A Russian physicist convicted of spying for China has been freed after nearly a decade in prison.

Valentin Danilov, jailed for selling classified information on space technology to China, said the charges against him had been "fantasy".

Now 66, Danilov has reportedly said he intends to pursue his case with the European Court of Human Rights.

His 14-year sentence was cut by three years on grounds of good behaviour and his state of health.

"I would really appreciate it if somebody finally told me what state secret I sold," Danilov said shortly after emerging from the prison colony near the industrial Siberian city of Krasnoyarsk.

New law

He said he considered himself a political prisoner but refused to criticise the Russian president directly.

"As for President Putin, I guess everybody would be the same as him in his place. The court makes the tsar. In many cases it's the people around him that are guilty rather than he himself," he said.

Danilov, a former professor at Krasnoyarsk Technical University, has maintained that the information on satellite technology he passed on to a Chinese engineering firm was already publicly available.

Human rights campaigners saw his arrest as an attempt to intimidate academics with ties to other countries.

His release comes days after a new law comes into force broadening the definition of treason which critics fear could be used against politically inconvenient figures.
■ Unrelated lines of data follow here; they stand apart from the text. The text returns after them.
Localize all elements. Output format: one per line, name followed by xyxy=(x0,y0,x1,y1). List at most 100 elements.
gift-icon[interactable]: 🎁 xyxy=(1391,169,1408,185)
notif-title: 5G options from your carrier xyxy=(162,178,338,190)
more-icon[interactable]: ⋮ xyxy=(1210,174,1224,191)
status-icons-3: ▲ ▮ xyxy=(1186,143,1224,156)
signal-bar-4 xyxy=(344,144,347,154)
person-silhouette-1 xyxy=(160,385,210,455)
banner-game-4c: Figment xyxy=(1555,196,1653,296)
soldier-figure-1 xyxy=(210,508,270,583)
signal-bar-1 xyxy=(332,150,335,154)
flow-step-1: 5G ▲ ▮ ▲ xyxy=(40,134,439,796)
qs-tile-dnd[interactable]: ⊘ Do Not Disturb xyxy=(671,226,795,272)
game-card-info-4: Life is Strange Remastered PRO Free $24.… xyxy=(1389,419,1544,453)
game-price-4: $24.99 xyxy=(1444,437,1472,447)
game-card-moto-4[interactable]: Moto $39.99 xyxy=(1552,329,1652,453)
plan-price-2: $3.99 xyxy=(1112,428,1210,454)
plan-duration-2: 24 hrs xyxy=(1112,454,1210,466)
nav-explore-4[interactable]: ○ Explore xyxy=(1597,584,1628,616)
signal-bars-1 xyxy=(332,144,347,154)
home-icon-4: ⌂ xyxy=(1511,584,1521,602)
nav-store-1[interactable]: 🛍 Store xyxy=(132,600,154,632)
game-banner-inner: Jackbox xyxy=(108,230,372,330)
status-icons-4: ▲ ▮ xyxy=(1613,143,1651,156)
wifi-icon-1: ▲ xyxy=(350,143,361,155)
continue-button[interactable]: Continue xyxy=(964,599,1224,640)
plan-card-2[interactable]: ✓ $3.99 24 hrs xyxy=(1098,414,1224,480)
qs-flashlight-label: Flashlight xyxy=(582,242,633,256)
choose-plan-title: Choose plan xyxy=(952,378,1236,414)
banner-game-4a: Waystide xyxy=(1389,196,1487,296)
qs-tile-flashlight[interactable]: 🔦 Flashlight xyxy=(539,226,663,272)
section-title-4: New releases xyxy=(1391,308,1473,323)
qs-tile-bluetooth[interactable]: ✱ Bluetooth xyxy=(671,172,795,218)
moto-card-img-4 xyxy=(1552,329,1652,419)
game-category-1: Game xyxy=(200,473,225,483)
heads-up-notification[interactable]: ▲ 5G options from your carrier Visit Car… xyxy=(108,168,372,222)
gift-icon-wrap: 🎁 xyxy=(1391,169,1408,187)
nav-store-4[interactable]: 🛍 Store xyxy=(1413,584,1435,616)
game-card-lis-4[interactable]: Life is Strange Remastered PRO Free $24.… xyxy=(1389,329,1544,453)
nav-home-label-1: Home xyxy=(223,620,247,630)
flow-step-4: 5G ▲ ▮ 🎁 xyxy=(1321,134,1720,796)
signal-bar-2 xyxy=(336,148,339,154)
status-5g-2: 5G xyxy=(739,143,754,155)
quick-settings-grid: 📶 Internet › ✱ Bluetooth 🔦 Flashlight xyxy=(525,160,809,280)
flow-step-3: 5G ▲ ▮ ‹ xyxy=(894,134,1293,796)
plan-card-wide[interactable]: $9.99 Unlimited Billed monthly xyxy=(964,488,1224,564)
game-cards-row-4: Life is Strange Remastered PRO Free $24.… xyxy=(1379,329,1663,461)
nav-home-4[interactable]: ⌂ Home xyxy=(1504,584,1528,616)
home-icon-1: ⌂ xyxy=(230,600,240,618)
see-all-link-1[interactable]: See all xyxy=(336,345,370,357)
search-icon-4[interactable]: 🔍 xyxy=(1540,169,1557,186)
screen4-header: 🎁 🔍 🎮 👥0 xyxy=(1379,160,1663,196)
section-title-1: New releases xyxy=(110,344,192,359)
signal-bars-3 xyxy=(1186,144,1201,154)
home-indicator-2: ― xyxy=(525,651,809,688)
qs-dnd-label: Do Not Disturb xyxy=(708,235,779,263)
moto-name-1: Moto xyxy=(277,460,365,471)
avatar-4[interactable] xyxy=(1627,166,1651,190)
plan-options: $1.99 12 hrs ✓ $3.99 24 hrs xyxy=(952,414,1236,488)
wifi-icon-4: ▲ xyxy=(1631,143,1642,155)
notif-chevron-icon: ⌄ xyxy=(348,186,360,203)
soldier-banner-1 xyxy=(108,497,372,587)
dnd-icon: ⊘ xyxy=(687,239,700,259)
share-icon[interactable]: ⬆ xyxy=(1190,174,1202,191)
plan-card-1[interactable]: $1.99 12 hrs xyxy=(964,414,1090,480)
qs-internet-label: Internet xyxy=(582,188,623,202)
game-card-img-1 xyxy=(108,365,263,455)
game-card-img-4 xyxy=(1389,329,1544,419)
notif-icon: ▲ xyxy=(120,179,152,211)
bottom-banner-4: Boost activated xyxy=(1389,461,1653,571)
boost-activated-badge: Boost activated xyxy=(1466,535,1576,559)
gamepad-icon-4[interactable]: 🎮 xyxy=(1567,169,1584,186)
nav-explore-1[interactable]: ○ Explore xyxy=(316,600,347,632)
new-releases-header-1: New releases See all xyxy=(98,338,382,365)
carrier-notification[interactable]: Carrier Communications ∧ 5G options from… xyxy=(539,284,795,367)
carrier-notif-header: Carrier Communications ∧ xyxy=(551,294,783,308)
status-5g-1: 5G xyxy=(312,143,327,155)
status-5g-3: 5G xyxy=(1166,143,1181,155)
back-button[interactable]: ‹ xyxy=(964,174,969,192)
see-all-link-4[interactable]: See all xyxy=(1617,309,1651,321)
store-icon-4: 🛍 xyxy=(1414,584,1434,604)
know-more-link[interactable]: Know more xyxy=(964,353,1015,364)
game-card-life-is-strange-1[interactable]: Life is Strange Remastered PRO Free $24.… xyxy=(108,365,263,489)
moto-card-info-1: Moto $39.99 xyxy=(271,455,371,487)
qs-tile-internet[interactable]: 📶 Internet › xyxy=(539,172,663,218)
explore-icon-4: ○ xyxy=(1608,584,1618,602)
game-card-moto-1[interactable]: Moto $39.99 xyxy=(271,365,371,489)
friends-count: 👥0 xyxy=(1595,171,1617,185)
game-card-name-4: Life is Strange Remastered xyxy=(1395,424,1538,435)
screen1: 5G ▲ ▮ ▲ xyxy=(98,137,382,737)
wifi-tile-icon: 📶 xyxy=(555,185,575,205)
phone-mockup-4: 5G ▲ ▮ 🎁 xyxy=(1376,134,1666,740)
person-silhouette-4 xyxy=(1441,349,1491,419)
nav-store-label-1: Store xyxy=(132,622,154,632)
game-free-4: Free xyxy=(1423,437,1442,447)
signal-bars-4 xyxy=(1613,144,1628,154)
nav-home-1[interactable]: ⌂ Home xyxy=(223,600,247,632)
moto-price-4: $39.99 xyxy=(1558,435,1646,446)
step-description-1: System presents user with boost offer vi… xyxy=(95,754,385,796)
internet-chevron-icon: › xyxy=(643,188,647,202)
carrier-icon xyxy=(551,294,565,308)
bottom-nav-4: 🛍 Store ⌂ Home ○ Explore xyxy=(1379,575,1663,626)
Danilov was initially arrested in 2001, acquitted in a 2003 trial but convicted in a trial the following year.

Asked about his health, the physicist said: "I'm fine. Otherwise I wouldn't be here."

Under the terms of his parole, he must contact police each month.

He is understood to plan to live with his wife in their home in the Siberian town of Novosibirsk and to return to the field of science.

"I will work in science but not space because everything [in Russia] to do with space is always [seen as] a state secret," he said.